By Mike Archer. With news last week that the long-awaited upgrades to Abbotsford’s JAMES sewage treatment plant have been completed, attention has switched to the required upgrades to the City’s water treatment system.
While some politicians and residents of Chilliwack are angry that the Fraser Health Authority (FHA) would dare to tell them to add chemicals to their water supply in order protect citizens from the public health risks it foresees if the city keeps growing, the City of Abbotsford has been quietly deferring plans to upgrade the treatment of the water it provides its citizens.
In a letter to Abbotsford Council dated July 20, 2011, Fraser Health reminded the Abbotsford Mission Water and Sewer Commission (AMWSC) that ” water supplied from Cannell Lake doe4s not currently meet FHS’a drinking water treatment standards for surface water sources,” and requested a written proposal by the end of August, 2011, outlining the proposed plans to deal with the situation.
Warnings First Issued In 2005
According to City of Abbotsford documents, this letter was a follow-up to an initial warning in 2005 which identified Cannell Lake as having, ” suboptimal treatment for parasites.”

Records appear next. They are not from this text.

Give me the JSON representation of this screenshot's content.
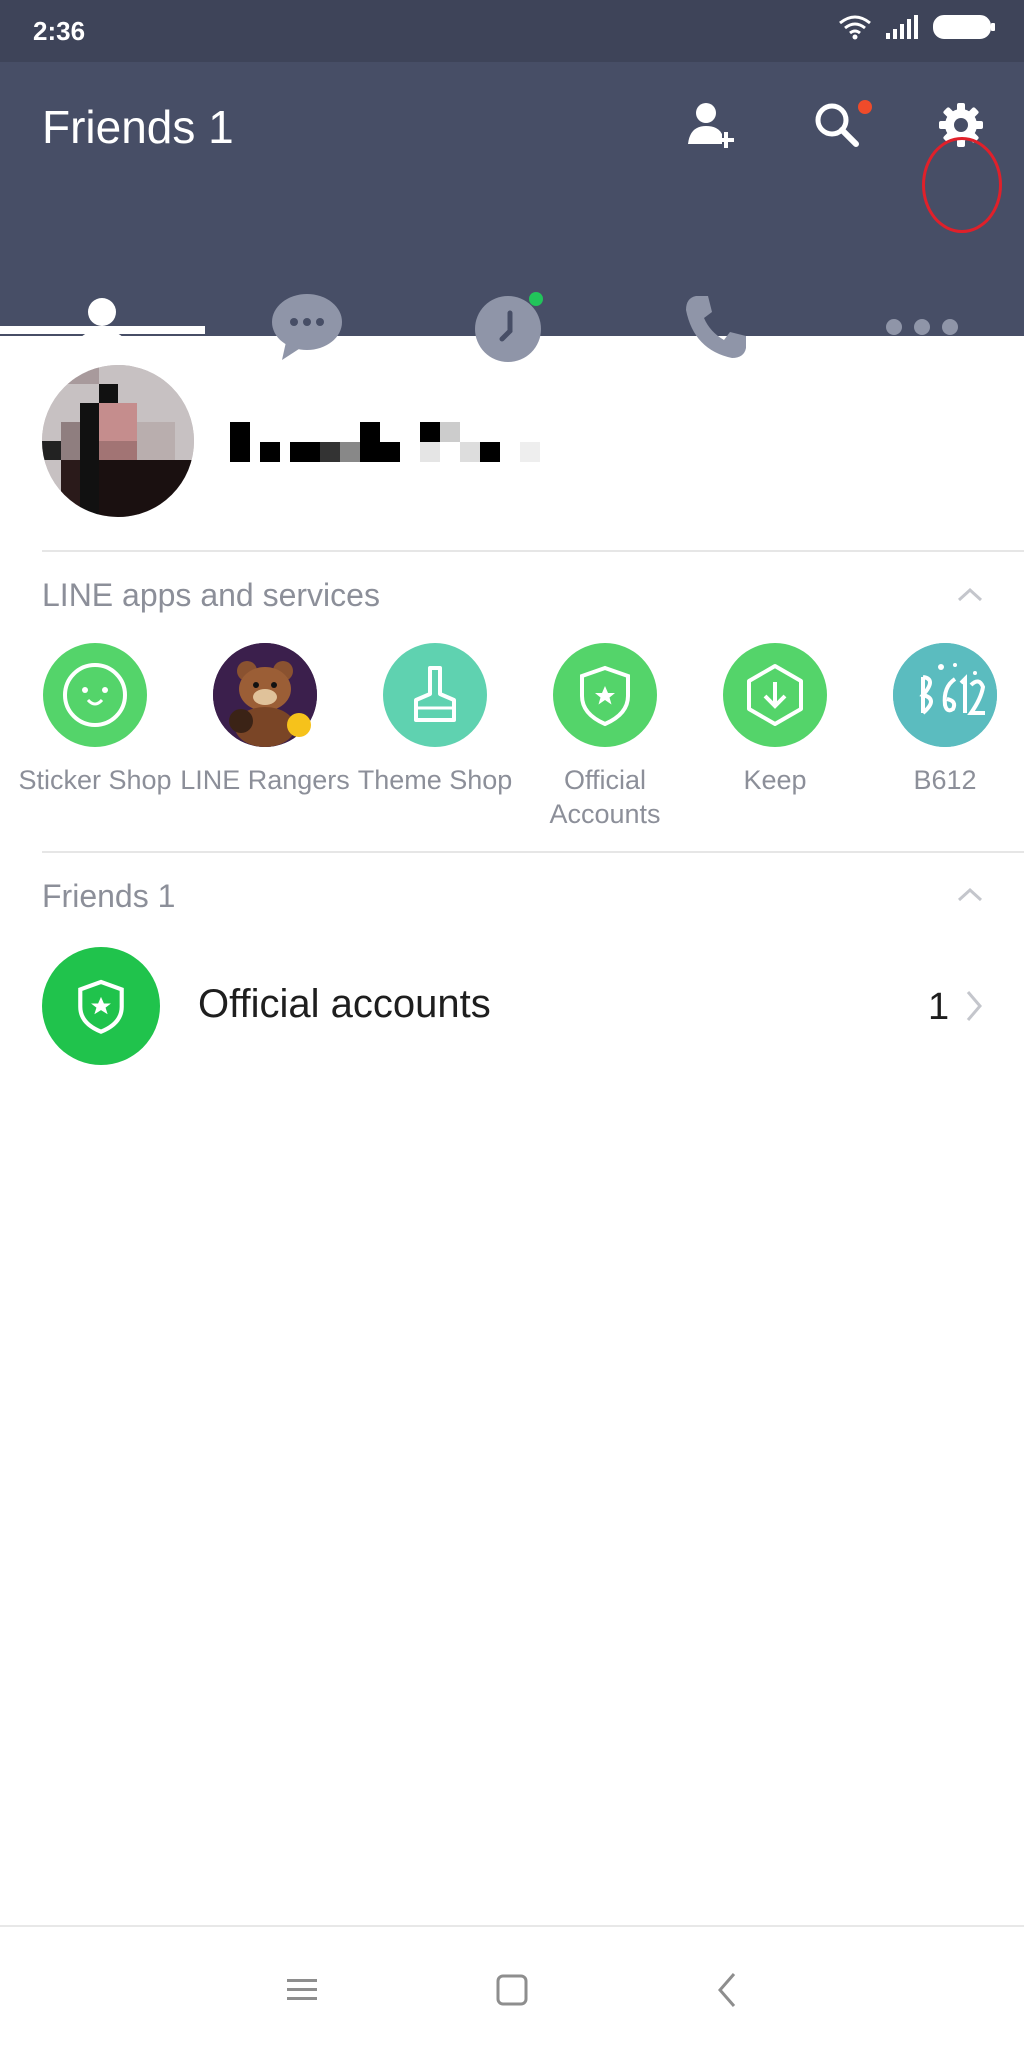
{
  "status_bar": {
    "time": "2:36"
  },
  "header": {
    "title": "Friends 1"
  },
  "profile": {
    "name": ""
  },
  "apps_section": {
    "title": "LINE apps and services",
    "apps": [
      {
        "label": "Sticker Shop",
        "color": "#54d46a"
      },
      {
        "label": "LINE Rangers",
        "color": "#3b1f4c"
      },
      {
        "label": "Theme Shop",
        "color": "#5fd2b0"
      },
      {
        "label": "Official Accounts",
        "color": "#54d46a"
      },
      {
        "label": "Keep",
        "color": "#54d46a"
      },
      {
        "label": "B612",
        "color": "#5bbcbf"
      }
    ]
  },
  "friends_section": {
    "title": "Friends 1",
    "rows": [
      {
        "label": "Official accounts",
        "count": "1"
      }
    ]
  },
  "colors": {
    "header": "#474e66",
    "status_bar": "#3e4459",
    "accent_green": "#20c34c",
    "highlight_ring": "#e0202a"
  }
}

While Cannell Lake is the primary focus of the FHA’s lconcenrs as it is the primary source of water for Abbotsford and Mission, in a letter from Janiene Lutz, Environmental Health Officer at the City to Jim Gordon, General Manager, Engineering and Regional Utilities, it is also clear that, while water from Cannell Lake and Norrish Creek both meet the FHA’s standards, all other water entering the distribution must also meet the standard.
The FHA made clear in a letter to Lutz in 2011, that continued monitoring of raw and disinfected Cannell Lake water over 30 years suggests that neither Cryptosporisium and Giarda is prevalent in Cannell Lake water.
The documents reveal that the City and the AMWSC planned to make upgraded water treatment capabilities part of an option which would encompass both Cannell lake and Stave Lake which, by 2008, had become the preferred option for what proved to be an unnecessary $300 million new water supply.
When the City of Abbotsford’s plans to have an American multinational build and manage a $300 million new water supply from Stave Lake were rejected by the citizens of Abbotsford in the P3 Water Referendum [The Great Abbotsford Water Shortage/Surplus], plans for dealing with the FHA’s water treatment issue disappeared as well.Water Project Deferrals
After the funding opportunities disappeared which then-Mayor George Peary, then-City Manager Frank Pizzuto and current Economic Development Manager Jay Teichroeb had hoped to access by telling residents the City was running out of water, a number of water projects have had to be deferred.
Among the projects being deferred – the $10 million devoted to Cannell Lake water treatment.
Despite the deferrals, the City maintains it is on track with plans to ensure Abbotsford’s water supply is clean.
Asked by Abbotsford Today about the issue Jim Gordon said in an email that, despite the deferrals, some of which have moved to 2018/19, the City hopes to arrive at a lower cost ultraviolet filtration plant which could be built sooner.Said Gordon, “Report WSC 16-2012 (attached), discusses the need for a Cannell Lake water treatment study. As recommended in the report, the Abbotsford Mission Water Sewer Commission (WSC) directed that an enhanced raw water quality testing program be implemented. This program started in April 2012 and will cost approximately $10,000 of the $100,000 water treatment study budget. Once we have one years’ worth of data, the next step will be to start the treatment study using the remaining $90,000 from the budget which was carried over into 2013. This study will propose treatment options and provide very rough estimates of costs.
“The WSC will ultimately decide which options to pursue; however, these will vary depending on long term source selection. If a source is selected which includes moving Stave Lake or potentially Miracle Valley waters through Cannell Lake, this will impact the type and size of treatment plant. As part of the 2013 budget process, the $20M budget estimated for a treatment plant was moved to 2018/2019; however, it is hoped that the study and subsequent discussions with Fraser Health will lead to approval of a much lower cost ultraviolet filtration plant which can be constructed sooner.”
Tasleem Juma of the FHA told Abbotsford Today, “The Abbotsford Mission Water and Sewer Commission began the year-long Cannell Lake Treatment Options Study in April of 2012. The study will be completed in April 2013 and the findings will be presented to Fraser Health for consideration.”
“At that time, Fraser Health will determine whether or not the water quality of Cannell Lake meets the requirements for filtration exclusion and will work with the Commission on next steps.”